O objetivo final da expressão de citoquinas humanas no PDX é gerar um modelo pré-clínico que modele mais de perto o ambiente in vivo presente nos pacientes. Isto foi testado comparando a expressão do genoma total em tecidos humanos isolados a partir do controlo PDX e da expressão de citocina (TSLP +) PDX às amostras originais do doente. Estes estudos mostraram que a expressão de genes em amostras de doentes está significativamente mais perto de células de leucemia de TSLP + PDX do que os controlos. Entretanto, nossos estudos focalizaram a linfopoiese. Um certo número de citoquinas promotoras de mieloides produzidas no rato não activam as suas contrapartidas de receptor humano. Existem ratinhos knockin de citoquinas humanas (ratinhos NSGS e outros) que abordam esta questão. Na verdade, um valor do modelo que descrevemos aqui é que ele pode ser usado em ratos NSGS para criar um modelo que mais closEly modela o ambiente humano vivo expressando TSLP além de citocinas humanas promotoras de mielóides. Por outro lado, um sistema de citoquina +/- poderia ser gerado em ratinhos NSG utilizando o método aqui descrito para cada uma destas citoquinas promotoras de miócitos. Este modelo pode ser utilizado para estudar o papel preciso in vivo de cada um deles na mielopoiose e / ou leucemia mielóide.

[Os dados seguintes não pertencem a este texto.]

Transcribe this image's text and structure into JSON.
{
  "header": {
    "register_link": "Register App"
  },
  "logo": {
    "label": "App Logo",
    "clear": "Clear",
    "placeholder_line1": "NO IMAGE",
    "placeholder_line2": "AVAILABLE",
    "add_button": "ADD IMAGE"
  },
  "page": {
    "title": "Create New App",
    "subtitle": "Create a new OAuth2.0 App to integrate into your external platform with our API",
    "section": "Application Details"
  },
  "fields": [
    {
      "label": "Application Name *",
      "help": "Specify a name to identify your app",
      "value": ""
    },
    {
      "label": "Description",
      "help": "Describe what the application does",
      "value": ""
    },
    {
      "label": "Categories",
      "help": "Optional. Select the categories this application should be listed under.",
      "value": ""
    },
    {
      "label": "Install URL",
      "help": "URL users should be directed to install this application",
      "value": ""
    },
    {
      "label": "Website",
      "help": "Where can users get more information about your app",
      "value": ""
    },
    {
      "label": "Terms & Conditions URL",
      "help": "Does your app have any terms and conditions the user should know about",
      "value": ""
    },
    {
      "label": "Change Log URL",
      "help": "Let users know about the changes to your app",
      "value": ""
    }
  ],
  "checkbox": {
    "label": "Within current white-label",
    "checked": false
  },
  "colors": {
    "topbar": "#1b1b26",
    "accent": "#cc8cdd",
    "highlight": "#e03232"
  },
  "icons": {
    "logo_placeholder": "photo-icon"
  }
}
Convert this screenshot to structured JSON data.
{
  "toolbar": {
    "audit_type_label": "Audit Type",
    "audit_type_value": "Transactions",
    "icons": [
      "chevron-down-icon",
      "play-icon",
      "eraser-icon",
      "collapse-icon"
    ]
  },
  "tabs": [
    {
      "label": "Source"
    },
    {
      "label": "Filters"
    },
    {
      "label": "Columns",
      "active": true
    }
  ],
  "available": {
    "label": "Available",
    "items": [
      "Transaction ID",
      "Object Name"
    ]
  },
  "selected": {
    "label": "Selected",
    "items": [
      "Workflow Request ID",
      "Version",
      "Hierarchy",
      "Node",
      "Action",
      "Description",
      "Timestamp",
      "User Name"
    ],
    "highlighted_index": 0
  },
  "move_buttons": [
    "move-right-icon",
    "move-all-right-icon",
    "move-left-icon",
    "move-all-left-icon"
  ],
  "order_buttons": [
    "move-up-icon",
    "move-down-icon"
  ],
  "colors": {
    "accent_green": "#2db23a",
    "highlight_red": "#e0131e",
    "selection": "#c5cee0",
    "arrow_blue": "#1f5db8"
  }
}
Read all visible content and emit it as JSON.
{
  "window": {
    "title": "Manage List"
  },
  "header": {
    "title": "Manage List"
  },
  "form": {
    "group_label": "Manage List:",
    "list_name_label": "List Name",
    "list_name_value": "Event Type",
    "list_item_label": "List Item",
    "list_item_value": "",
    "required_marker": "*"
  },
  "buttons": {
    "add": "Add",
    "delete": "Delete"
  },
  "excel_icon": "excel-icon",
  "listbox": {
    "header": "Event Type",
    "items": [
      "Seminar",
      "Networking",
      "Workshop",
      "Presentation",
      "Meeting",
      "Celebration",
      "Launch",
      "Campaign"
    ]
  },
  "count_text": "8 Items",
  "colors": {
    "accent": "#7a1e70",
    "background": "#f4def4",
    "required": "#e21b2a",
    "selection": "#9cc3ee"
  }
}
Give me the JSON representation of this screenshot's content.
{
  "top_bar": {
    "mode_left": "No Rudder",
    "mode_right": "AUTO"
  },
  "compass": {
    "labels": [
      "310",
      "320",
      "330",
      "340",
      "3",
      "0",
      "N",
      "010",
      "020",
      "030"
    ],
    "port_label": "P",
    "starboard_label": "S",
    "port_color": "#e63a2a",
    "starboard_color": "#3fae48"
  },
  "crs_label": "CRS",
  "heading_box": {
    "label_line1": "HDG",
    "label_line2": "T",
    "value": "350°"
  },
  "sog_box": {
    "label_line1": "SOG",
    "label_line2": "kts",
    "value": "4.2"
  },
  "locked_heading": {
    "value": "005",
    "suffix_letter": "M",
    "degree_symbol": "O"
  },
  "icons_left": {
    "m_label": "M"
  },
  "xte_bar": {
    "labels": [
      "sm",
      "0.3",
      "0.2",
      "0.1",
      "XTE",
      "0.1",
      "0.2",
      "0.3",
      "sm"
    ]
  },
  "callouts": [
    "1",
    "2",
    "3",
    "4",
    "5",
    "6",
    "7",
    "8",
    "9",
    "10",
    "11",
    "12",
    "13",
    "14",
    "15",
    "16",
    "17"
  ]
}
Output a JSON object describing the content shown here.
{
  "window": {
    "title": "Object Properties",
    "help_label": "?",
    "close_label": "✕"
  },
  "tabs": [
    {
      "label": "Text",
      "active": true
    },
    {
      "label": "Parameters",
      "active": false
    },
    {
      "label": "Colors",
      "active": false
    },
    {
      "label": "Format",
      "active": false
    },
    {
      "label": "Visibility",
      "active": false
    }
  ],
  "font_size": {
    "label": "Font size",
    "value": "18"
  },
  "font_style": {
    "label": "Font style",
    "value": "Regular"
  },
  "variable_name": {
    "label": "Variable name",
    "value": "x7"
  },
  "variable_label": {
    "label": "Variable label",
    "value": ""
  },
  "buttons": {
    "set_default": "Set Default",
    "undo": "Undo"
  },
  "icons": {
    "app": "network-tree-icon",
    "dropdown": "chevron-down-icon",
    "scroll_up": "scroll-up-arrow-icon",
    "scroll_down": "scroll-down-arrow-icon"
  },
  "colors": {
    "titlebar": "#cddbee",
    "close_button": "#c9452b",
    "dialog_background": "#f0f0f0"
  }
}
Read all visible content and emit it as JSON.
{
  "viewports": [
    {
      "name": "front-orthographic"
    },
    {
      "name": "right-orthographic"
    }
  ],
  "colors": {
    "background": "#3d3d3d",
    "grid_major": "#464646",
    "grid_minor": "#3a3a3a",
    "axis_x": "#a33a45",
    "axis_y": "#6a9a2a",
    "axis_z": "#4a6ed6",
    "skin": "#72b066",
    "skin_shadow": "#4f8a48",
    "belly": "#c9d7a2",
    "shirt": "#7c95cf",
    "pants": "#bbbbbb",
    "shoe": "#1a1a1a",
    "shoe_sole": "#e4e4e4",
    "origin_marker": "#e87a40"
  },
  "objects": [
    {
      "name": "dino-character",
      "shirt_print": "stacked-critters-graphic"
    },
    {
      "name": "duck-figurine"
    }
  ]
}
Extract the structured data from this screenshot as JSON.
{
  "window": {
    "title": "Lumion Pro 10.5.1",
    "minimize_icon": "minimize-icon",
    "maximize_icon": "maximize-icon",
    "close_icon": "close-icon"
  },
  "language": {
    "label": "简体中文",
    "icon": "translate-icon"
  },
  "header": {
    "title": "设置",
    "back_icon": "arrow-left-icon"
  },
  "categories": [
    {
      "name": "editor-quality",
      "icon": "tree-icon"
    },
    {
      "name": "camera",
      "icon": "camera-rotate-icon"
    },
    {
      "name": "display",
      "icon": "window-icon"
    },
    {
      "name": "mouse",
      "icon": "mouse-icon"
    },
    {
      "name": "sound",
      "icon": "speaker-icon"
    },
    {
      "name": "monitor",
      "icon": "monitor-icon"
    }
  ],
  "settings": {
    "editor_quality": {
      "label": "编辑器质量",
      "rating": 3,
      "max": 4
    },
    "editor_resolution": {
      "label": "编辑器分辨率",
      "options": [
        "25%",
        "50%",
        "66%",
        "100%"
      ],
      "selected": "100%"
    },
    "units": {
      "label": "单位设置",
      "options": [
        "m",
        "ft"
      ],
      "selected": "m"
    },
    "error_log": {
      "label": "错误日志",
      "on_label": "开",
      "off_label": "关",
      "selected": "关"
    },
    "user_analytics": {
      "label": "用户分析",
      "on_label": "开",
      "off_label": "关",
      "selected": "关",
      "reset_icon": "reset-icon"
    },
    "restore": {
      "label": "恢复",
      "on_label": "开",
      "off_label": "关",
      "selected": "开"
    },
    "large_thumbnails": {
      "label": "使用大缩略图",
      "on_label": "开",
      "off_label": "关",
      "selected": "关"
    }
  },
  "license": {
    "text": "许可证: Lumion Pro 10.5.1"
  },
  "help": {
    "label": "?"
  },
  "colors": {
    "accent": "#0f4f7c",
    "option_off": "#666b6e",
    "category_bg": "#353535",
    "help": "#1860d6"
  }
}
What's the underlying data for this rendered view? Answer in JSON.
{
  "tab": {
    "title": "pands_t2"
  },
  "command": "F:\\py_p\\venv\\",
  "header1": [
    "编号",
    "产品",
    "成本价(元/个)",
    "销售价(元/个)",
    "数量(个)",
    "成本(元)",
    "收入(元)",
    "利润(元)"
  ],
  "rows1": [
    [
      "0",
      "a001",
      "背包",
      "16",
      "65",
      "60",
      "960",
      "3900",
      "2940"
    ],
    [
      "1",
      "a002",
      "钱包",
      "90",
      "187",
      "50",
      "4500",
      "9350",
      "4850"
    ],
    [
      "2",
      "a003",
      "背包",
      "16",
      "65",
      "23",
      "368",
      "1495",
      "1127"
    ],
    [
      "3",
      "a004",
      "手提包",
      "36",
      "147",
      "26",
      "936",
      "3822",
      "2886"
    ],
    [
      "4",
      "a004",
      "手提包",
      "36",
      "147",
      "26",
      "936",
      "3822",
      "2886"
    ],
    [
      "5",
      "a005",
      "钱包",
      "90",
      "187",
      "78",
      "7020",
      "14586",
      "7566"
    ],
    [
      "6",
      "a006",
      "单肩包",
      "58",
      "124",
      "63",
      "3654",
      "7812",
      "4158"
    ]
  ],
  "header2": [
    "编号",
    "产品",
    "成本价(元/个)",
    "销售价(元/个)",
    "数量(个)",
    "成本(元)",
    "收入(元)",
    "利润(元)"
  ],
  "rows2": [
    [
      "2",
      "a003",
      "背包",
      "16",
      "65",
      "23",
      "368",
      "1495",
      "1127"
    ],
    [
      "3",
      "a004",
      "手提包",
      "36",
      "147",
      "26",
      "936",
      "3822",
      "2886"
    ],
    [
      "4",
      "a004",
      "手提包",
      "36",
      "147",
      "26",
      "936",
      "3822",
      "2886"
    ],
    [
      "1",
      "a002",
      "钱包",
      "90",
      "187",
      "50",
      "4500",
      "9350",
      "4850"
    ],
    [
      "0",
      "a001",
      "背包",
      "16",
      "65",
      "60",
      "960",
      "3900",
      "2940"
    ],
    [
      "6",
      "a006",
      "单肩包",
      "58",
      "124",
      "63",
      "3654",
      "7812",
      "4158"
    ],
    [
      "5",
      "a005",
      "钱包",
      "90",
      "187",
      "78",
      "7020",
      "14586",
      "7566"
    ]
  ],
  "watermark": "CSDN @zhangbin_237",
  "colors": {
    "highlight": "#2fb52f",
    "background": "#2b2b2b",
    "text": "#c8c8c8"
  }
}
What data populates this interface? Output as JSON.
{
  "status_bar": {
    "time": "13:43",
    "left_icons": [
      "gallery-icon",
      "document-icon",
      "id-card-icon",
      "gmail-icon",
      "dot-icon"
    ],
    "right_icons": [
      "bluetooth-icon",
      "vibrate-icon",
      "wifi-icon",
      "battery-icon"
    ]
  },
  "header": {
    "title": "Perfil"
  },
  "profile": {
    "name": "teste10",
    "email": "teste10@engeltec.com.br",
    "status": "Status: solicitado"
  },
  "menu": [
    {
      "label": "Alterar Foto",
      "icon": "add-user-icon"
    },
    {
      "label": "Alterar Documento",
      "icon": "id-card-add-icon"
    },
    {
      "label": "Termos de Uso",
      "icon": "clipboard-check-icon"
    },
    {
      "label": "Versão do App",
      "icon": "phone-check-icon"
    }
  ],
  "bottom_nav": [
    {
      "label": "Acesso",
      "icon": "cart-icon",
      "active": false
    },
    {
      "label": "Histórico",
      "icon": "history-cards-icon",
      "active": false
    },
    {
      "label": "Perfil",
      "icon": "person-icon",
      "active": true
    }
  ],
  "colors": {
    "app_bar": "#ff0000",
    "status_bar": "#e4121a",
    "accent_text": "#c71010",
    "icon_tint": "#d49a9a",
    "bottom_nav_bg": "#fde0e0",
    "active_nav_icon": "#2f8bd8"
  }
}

O PDX desenvolvido que produz os níveis fisiológicos de TSLP humano proporciona um modelo pré-clínico que imita mais de perto o ambiente in vivo presente em pacientes do que o PDX clássico. 4 A produção de ratinhos PDX de controlo que são igualmente manipulados, são também descritos. Juntos, o controlo e o PDX produtor de citoquinas criam um sistema TSLP +/- modelo humano que utilizamos com sucesso para avaliar o papel da TSLP na produção in vivo de células B humanas normais e malignas. 4 , 6 IssoÉ altamente relevante para estudos de uma forma particular de alto risco de leucemia linfoblástica aguda de células B (B-ALL) que é caracterizada por alterações genéticas que levam à sobre-expressão de CRLF2. CRLF2 é um receptor para a citoquina TSLP e assim a sinalização CRLF2 induzida por TSLP provavelmente contribui para a oncogénese e progressão de CRLF2 + B-ALL. O uso de PDX para estudar esta doença é particularmente crítico porque PDX nos permite estudar a leucemia no contexto da paisagem genética do paciente. A paisagem genética como contribuinte da doença está fortemente implicada no CRLF2 + B-ALL, que ocorre cinco vezes mais frequentemente em crianças hispânicas / latinas do que outros e constitui metade de todos os casos de B-ALL em pacientes com Síndrome de Down. Os modelos PDX que expressam TSLP humana tal como o descrito aqui serão uma ferramenta importante na identificação de terapias e mecanismos de compreensão de doença de CRLF2 + B-ALL, bem como para a compreensão da hematopoiese normal.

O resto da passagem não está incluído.